## Can an element be both boundary as well as limit point in a

Forum for the GRE subject test in mathematics.
mobius70
Posts: 19
Joined: Thu Jan 24, 2008 1:11 am

### Can an element be both boundary as well as limit point in a

Is it possible for an element in a topology to be both boundary as well as limit point for a set?

e.g.
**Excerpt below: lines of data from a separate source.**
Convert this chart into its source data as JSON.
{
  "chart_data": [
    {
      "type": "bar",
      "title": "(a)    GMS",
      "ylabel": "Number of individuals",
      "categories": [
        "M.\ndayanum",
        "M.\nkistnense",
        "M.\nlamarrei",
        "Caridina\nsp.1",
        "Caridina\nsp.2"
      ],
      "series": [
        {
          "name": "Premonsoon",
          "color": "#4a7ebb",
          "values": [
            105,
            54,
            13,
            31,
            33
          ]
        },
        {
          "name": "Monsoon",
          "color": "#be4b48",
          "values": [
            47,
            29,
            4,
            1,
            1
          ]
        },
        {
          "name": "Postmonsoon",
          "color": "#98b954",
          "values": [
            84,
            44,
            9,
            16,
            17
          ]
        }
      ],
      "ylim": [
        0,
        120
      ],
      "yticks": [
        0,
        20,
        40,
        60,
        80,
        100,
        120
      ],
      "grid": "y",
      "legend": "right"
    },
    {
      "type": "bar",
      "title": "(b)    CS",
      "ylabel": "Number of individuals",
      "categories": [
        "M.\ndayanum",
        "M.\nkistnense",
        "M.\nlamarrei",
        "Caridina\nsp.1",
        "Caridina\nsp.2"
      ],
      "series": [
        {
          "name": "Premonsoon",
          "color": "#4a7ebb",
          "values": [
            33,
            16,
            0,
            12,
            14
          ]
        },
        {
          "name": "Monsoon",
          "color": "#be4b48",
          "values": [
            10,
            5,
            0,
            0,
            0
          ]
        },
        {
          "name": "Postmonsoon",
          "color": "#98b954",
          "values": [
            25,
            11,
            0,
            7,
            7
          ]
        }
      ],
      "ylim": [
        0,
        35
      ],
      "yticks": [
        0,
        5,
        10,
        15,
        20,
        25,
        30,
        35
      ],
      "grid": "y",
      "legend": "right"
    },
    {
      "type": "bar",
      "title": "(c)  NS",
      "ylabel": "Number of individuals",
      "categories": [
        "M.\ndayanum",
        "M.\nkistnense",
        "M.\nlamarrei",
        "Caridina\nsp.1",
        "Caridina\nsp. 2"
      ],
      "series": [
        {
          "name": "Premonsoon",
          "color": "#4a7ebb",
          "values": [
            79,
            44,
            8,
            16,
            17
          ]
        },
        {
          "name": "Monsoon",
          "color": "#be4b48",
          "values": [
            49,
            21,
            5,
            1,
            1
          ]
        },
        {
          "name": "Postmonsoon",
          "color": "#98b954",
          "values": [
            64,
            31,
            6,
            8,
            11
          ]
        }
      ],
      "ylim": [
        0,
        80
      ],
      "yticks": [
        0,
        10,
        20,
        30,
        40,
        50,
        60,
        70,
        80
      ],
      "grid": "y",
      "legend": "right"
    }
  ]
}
S = {1,2,3}

Let us say 0 is null set then
T = {0, {1,2},{3},S} defines a toplogy on it.

Let is say A={1,3}

Can I have a case where a particular element of A is both limit point as well as boundary point of A.

TAKE THE CASE GIVEN ABOVE AS AN EXAMPLE ONLY.

lime
Posts: 129
Joined: Tue Dec 04, 2007 2:11 am
Of course it's possible!
But before let's just in case go back and remember what actually boundary and limit point are.

The boundary of A, bd(A) is the set of all s in S such that every open set containing s intersects both A and complement of A.
A point s in S is called limit point of A if every open set that contains s also contains at least one point of A other than s.

So let's consider simple example with the set of real numbers with its standard topology. Let A be the interval (0,1). In this case we have
bd(A) = {0,1}
A' = [0,1].
Here A' - derived set- the set of all the limit points of A.
Therefore two elements of A, numbers 0 and 1 are both boundary and limit points.

so it is not really felicitous example.